I’m not aware of any large-level analysis of whether benchmark data did actually predict state test scores (and most statistical analyses of standardized tests come from the testing companies, themselves) but I saw firsthand a greater and greater push to use the benchmark assessments in class. (Often, when I was praised for my students’ scores on benchmarks and state tests, I would point out that I actually used the benchmarks as little as possible, and probably less than my average colleague, but district administrators never seemed interested in following up on whether that correlation might be important-- in other words, if less benchmarking improved test scores, the district, after spending taxpayer money on the program, wasn’t keen to know.)
Teachers are often not supported or equipped to use data like researchers.

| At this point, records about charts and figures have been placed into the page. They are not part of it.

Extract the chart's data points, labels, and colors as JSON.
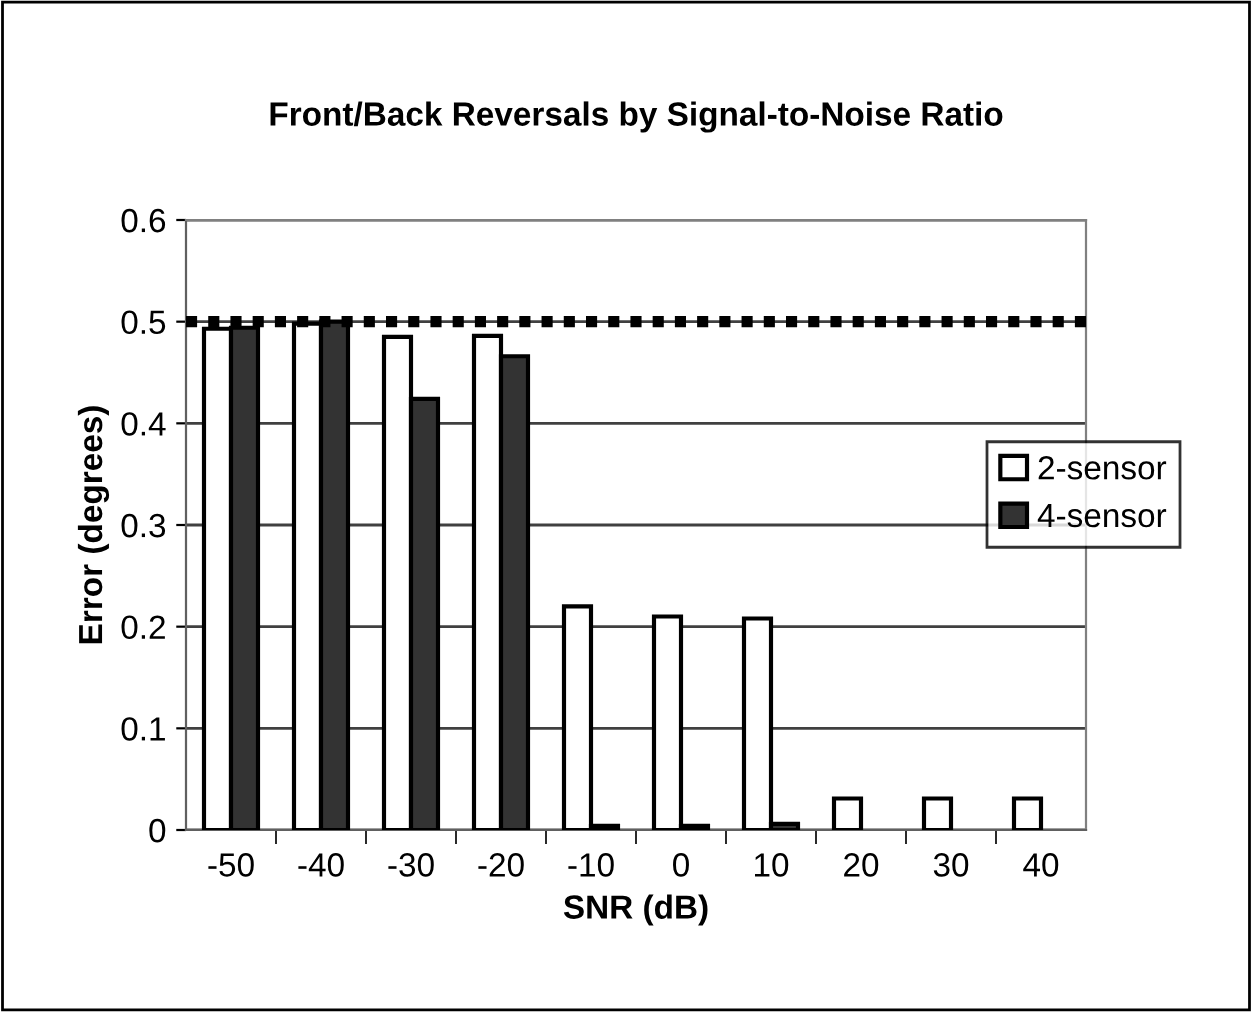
{
  "chart_data": {
    "type": "bar",
    "title": "Front/Back Reversals by Signal-to-Noise Ratio",
    "xlabel": "SNR (dB)",
    "ylabel": "Error (degrees)",
    "categories": [
      "-50",
      "-40",
      "-30",
      "-20",
      "-10",
      "0",
      "10",
      "20",
      "30",
      "40"
    ],
    "series": [
      {
        "name": "2-sensor",
        "color": "#ffffff",
        "values": [
          0.493,
          0.498,
          0.485,
          0.486,
          0.22,
          0.21,
          0.208,
          0.031,
          0.031,
          0.031
        ]
      },
      {
        "name": "4-sensor",
        "color": "#333333",
        "values": [
          0.494,
          0.5,
          0.424,
          0.466,
          0.004,
          0.004,
          0.006,
          null,
          null,
          null
        ]
      }
    ],
    "ylim": [
      0,
      0.6
    ],
    "yticks": [
      {
        "value": 0,
        "label": "0"
      },
      0.1,
      0.2,
      0.3,
      0.4,
      0.5,
      0.6
    ],
    "grid": "y",
    "legend": "right",
    "ref_lines": [
      {
        "axis": "y",
        "value": 0.5,
        "color": "#000000",
        "line_style": "dotted"
      }
    ]
  }
}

In my entire career, while I had some excellent content coordinators and administrators, I never saw anyone mentor classroom teachers on effective ways to use data to guide instruction in ways that make statistical sense. (I did see a lot of “unpacking” test data, but generally in ways that made many of the assumptions I listed above; never did I observe a district or school empower its employees to ask real questions about their instruction or about student needs and then authentically analyze factual information to answer those questions in ways that benefited students.)
On the other hand, I saw teachers constantly incentivized to use data like politicians, to tell a preordained story, or to jump through the hoops of “student learning objectives”-- a good idea in theory that in practice usually boiled down to pretending to see a connection between some classroom intervention and end-of-the-year test scores.

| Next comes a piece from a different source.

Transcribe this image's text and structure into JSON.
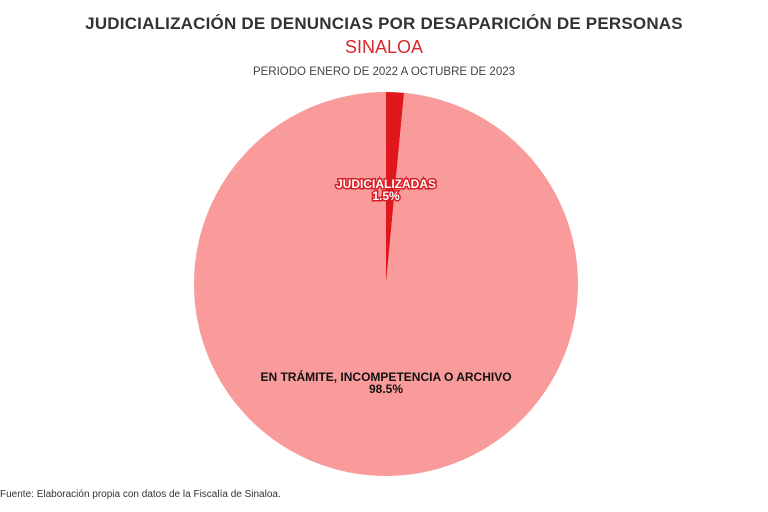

As some state leaders float performance pay, I’m reminded of this approach to “data”. The story we want to tell is that good teachers, who are worth more money, create a specific output: better student test scores. This follows the same logic as our pandemic-era reliance on “data”-- but only as long as that “data” told us that what we wanted to do, or what we had already done, was best for kids.

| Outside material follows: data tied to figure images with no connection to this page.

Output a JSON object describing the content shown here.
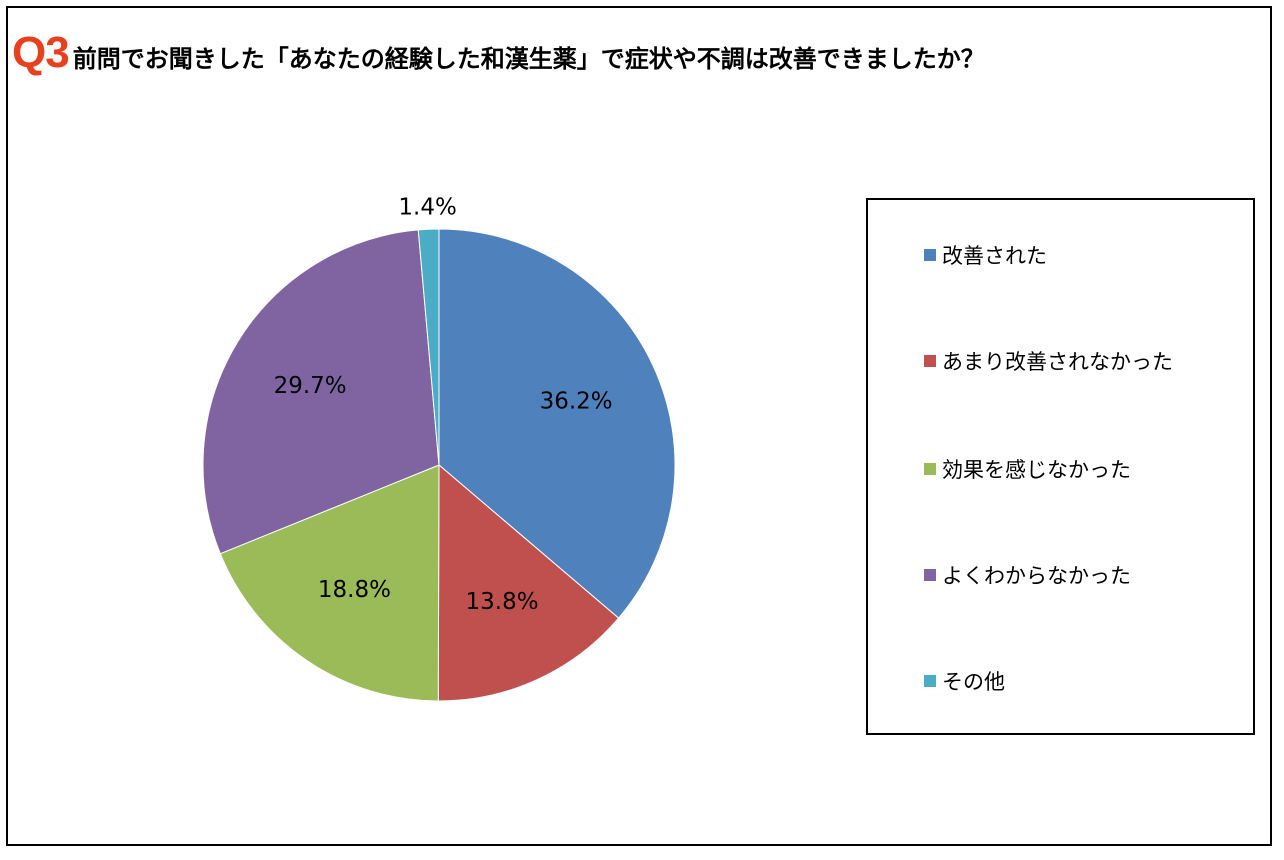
{
  "header": {
    "q_number": "Q3",
    "question": "前問でお聞きした「あなたの経験した和漢生薬」で症状や不調は改善できましたか？",
    "q_color": "#e8401c"
  },
  "chart_data": {
    "type": "pie",
    "title": "",
    "legend_position": "right",
    "slices": [
      {
        "label": "改善された",
        "value": 36.2,
        "display": "36.2%",
        "color": "#4f81bd"
      },
      {
        "label": "あまり改善されなかった",
        "value": 13.8,
        "display": "13.8%",
        "color": "#c0504d"
      },
      {
        "label": "効果を感じなかった",
        "value": 18.8,
        "display": "18.8%",
        "color": "#9bbb59"
      },
      {
        "label": "よくわからなかった",
        "value": 29.7,
        "display": "29.7%",
        "color": "#8064a2"
      },
      {
        "label": "その他",
        "value": 1.4,
        "display": "1.4%",
        "color": "#4bacc6"
      }
    ]
  }
}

And while there is a mixed research basis for the idea that performance pay is correlated with better test scores, this is only something worth incentivizing if we assume teaching to the test is a good thing. Studies also suggest that performance pay results in even more “effective” teachers leaving poor districts for wealthier ones, which now can pay them more-- and where, statistically, test scores are likely to be higher, anyway.
Real data is a description of the real world.
It is crucial that we use what we know about the world to inform how we teach and how we run schools. Unfortunately, fake data and fake analysis of real data have done a lot of damage to the trust teachers and other decision-makers place in the research process. Just as incomplete information was weaponized for political purposes during the pandemic, it has been weaponized for political purposes in the relatively less intense domain of instructional design.
But if our goal is to provide students with meaningful skills and information to help them to live successful lives, we can’t keep relying on a fantasy version of data where every test score has predictive validity, or where we allow ourselves to freeze decision-making at the moment researchers seem to agree with us, only to ignore those researchers later on when it becomes inconvenient to use current facts.